TORONTO – Linea dura, senza paura. Quasi la metà di canadesi ritiene che i governo canadese debba rispondere per le riem di fronte alle minacce di Donald Trump senza farsi intimidire dalla minaccia di dazi doganali. La conferma arriva da un sondaggio pubblicato dalla Angus Reid, che mette in luce come l’opinione pubblica canadese sia molto lontano dalla linea morbida e accondiscendente adottata fino a questo momento dal primo ministro Justin Trudeau.
Secondo l’indagine demoscopica, il 49 per cento del campione ritiene che il governo canadese non debba piegarsi ai diktat del tycoon newyorchese, mentre il 33 per cento degli intervistati pensa che Trudeau debba negoziare con il presidente eletto americano per cercare di eliminare i dazi doganali del 25 per cento promessi da Trump su tutti i prodotti canadesi a partire dal prossimo 20 gennaio, giorno del suo insediamento alla Casa Bianca. Il 10 per cento dei canadesi, infine, ritiene che Ottawa debba soddisfare tutte le richieste americane.
In ogni caso l’annuncio di Trump rappresenta un problema per il nostro Paese. Stando alle analisi fatte da economisti ed esperti, nel caso in cui gli Stati uniti imponessero dazi di questo tipo il Canada sprofonderebbe nella recessione, con un crollo dell’economia e una crisi che colpirebbe, per via dell’effetto domino, tutti i comparti produttivi del nostro tessuto economico. Secondo la Angus Reid, l’86 per cento dei canadesi si dice preoccupato per via dei potenziali dazi doganali, incluso un 44 per cento che rivela di essere “estremamente preoccupato”. Solo il 7 per cento campione non vede come una minaccia l’eventuale attivazione dei dazi doganali da parte del futuro inquilino della Casa Bianca.
Angus Reid è poi andato a indagare sulla boutade fatta da Trump relativa alla possibilità del Canada di evitare i dazi doganali diventando il 51° Stato della confederazione americana. Ebbene, una piccola percentuali di canadesi non ritiene che questa sia una cattiva idea: stando al sondaggio, il 5 per cento del campione sarebbe favorevole alla proposta. Nel 2016 – ci dice l’istituto demoscopico – solo il 2 per cento pensava che il Canada avesse dovuto rinunciare alla sua indipendenza e diventare uno Stato americano.
Nel frattempo continua il pressing politico per cercare di far cambiare idea al presidente eletto. Il premier dell’Ontario Doug Ford è apparso su Fox News perorando la causa canadese. Il leader del Progressive Conservative ha cercato di spiegare una cosa abbastanza logica: il fatto cioè che l’imposizione dei dazi doganali al 25 per cento provocherebbe danni economici non solo in Canada, ma anche negli Stati uniti, visto che le due economie sono perfettamente integrate tra loro.

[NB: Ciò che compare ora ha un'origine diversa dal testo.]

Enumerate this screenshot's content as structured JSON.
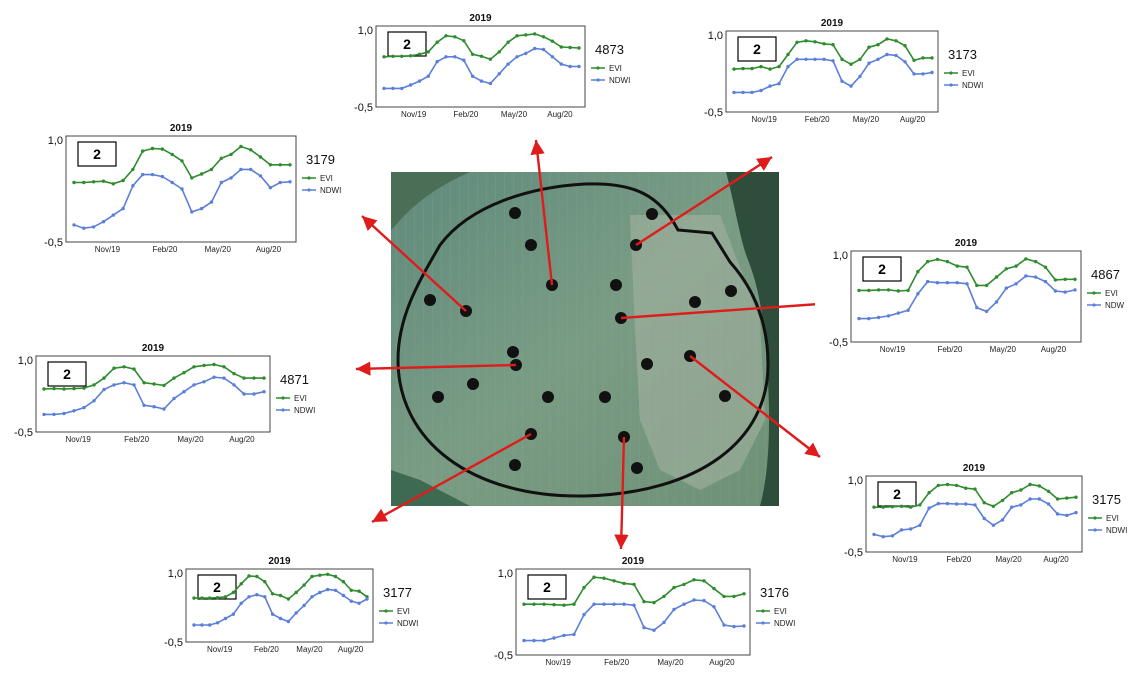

A dare manforte al premier dell’Ontario è stato poi ieri il Washington Post, che in un lungo articolo spiega per filo e per segno qual saranno gli aumenti per in consumatori americani nel caso in cui Trump dovesse attivare i dazi. “Pomodori, magliette e automobili – si legge nell’articolo -sono tra la vasta gamma di beni che potrebbero diventare significativamente più costosi se le tariffe promesse dal presidente eletto Donald Trump entrassero in vigore. Il Messico è la principale fonte di importazioni negli Stati Uniti, seguito da Cina e Canada. Insieme rappresentano il 43% dei 3,1 trilioni di dollari di merci importate”.
“Uno dei primi posti in cui gli acquirenti possono sentire l’impatto dell’aumento delle tariffe è il corridoio dei generi alimentari. L’anno scorso gli Usa hanno importato dal Messico ortaggi per un valore di 9,9 miliardi di dollari e frutta e succhi di frutta surgelati. Più della metà delle merci classificate come veicoli, parti e motori automobilistici proviene dal Canada e dal Messico. Il Canada è stato anche il principale esportatore di forniture industriali agli Stati Uniti, che includono forniture per l’edilizia, petrolio e materiali metallici utilizzati per fabbricare altri prodotti”.
“Le auto sono spesso prodotte tra gli Stati Uniti e i suoi vicini più stretti e le parti vanno avanti e indietro attraverso il confine durante il processo di produzione. Anche molte altre industrie si affidano a parti e materiali realizzati a livello internazionale, anche se il prodotto finale è realizzato negli Stati Uniti: ad esempio, l’anno scorso il paese ha importato petrolio greggio dal Canada per un valore di 93 miliardi di dollari”.